Which means, if you don’t focus your marketing, you’ll waste a lot of your efforts on people who will never buy from you.
Learn to identify which people are most likely to buy from you (demographics and psychographics) and, where applicable, which prospects are going to be most profitable.
(6) Follow Up On Enquiries
It’s often said that it takes, on average, seven contacts before someone buys.
Now, that’s a generalisation and the real number varies greatly from industry to industry, but the message is there: most businesses don’t follow up often enough.

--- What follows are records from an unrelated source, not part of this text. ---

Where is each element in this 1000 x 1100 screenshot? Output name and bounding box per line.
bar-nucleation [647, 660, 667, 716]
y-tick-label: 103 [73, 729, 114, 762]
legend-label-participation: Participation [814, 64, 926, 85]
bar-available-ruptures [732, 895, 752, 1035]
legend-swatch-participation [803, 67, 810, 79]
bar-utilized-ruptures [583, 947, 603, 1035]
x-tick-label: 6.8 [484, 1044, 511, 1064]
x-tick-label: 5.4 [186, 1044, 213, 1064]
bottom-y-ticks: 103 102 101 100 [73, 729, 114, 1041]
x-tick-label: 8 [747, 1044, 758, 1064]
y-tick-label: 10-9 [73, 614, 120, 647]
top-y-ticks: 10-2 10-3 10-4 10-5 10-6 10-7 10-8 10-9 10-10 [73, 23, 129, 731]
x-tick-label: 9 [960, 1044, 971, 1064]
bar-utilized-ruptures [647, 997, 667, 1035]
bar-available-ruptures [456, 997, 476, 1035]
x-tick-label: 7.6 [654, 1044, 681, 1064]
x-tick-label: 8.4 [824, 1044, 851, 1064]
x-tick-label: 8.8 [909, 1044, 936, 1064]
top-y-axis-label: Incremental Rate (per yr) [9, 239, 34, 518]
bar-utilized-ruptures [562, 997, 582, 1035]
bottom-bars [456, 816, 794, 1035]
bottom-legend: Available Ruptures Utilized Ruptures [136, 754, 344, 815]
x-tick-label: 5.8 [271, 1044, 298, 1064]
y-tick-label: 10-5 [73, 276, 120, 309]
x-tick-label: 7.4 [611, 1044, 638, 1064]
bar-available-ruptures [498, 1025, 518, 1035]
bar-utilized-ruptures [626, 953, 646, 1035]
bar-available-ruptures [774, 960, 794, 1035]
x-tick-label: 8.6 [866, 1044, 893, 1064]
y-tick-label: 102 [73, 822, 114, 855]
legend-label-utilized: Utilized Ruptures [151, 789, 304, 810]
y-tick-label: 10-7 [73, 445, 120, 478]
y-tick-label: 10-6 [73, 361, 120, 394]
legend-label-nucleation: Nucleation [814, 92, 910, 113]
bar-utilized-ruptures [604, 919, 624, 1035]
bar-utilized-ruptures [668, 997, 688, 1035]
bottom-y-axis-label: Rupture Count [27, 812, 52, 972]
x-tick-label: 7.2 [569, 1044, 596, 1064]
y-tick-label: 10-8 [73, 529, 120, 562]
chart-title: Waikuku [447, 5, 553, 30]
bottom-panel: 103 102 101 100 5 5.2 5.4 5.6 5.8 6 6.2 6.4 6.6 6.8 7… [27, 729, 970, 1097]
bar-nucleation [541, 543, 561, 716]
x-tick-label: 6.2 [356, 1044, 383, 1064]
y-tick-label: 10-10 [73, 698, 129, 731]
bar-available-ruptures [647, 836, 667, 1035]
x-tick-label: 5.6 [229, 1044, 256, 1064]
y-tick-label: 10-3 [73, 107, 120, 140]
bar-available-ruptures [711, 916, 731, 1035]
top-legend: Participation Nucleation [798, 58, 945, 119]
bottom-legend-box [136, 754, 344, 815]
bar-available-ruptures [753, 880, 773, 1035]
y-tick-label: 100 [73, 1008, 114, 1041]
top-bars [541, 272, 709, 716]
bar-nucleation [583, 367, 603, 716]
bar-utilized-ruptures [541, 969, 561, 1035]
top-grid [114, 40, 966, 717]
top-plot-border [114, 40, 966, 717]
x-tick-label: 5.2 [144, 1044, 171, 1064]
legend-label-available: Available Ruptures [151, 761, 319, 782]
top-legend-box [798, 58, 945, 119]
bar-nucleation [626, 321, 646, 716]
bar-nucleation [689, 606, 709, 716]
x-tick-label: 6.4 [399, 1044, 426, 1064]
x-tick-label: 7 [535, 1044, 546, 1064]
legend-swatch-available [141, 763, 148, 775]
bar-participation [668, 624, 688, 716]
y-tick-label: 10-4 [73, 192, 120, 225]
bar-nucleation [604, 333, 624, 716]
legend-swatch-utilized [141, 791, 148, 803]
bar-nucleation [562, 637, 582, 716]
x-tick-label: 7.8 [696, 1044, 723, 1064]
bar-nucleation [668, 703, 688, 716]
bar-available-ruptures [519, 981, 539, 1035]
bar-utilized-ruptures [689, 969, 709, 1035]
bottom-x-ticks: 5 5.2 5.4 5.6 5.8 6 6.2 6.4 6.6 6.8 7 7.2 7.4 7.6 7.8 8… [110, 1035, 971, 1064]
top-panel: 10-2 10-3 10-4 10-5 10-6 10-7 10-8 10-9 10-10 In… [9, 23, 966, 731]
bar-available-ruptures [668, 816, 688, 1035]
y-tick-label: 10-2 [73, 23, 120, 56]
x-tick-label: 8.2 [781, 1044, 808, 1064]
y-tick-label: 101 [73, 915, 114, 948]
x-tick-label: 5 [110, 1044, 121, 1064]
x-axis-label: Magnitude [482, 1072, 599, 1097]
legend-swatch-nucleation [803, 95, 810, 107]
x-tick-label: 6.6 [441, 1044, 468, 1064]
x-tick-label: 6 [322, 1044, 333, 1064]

Take your recent prospects that didn’t buy and follow-up one more time. Then measure your returns from this extra contact. If it made you money, contact the non-buyers again. And keep adding follow-up steps until it’s no longer cost-effective.
(7) Up-sell
Up-selling is a technique used in many industries to increase their average profit per sale. The most famous up-selling question is ‘would you like fries with that’, but there are lots of other places where you’re up-sold. For example, when you bought your car, you probably paid for some of the extra features.
Sometimes up-selling is just actively suggesting things that might go with their main purchase (blank DVDs if they’re buying a DVD recorder, a tie to go with the suit they bought, or an estate agent offering a mortgage service).
It can be offering a discount for a larger unit of purchase (e.g. ‘buy three, get one free’).
Or it can be creating a package of services that you can offer as an alternative to your basic offer.
Most businesses can find one form of up-selling that fits their situation and, with the right offer, it’s normal for around 30% of buyers to choose the more profitable option.
(8) Prove It
People are cynical when they’re being sold to so, when you make a claim about your product or your company, it pays to back that claim up with some evidence.
This evidence can be research (an independent survey showed), awards (we were voted the best), expert opinion (Which magazine said), testimonials or even your own promise backed up by a cast-iron guarantee.
(9) Work Your Customer List
The easiest people to sell to are the people who’ve bought from you and are happy. Yet how much of your marketing efforts are directed at maximising your sales from existing customers?
Most businesses are so busy chasing new customers, they never sit down and ask themselves what other quality products and services can we offer our existing clients?
And many businesses don’t even bother asking clients for repeat orders.
If you’ve ever managed a sales team, you’ll know that a lot of business comes from reps calling on clients and those clients that aren’t called on make fewer (and smaller) repeat orders.
With the advent of email, you can keep in touch with your clients for free. You’ll find that sending regular messages will cause people to buy more often and increase your client retention.
(10) Ask For Referrals
You probably already get a lot of your new clients via word of mouth and referral but, if you’ve never implemented an active referral system, you’re missing out.
An effective referral system does three things:
Firstly, it helps your clients understand what sort of people you’d like them to refer to you.
Secondly, it makes it easy for them to give you those referrals.
Thirdly, it rewards them for the referrals they send you.
I did work with an estate agent who would tell her clients if any of your friends are thinking about moving home, I keep track of the selling prices of every home in the city and I’d be happy to tell them the current prices of homes in their area, just ask them to give me a call.
Contrast that to a typical estate agent who says ‘here’s my card, if anyone you know is moving home, ask them to give me a call’.
That’s just a selfish request for business. The first estate agent got it right and made a generous offer to advise for free.
There are lots of ways to encourage referrals: free consultations, free samples, introductory offers, bring a friend events and so on.
And there are lots of ways to reward clients who refer.
If you do those two things and you make it clear to the client (if it’s not obvious) what sort of person you’d like to meet, you’ll find your referral rate will shoot up.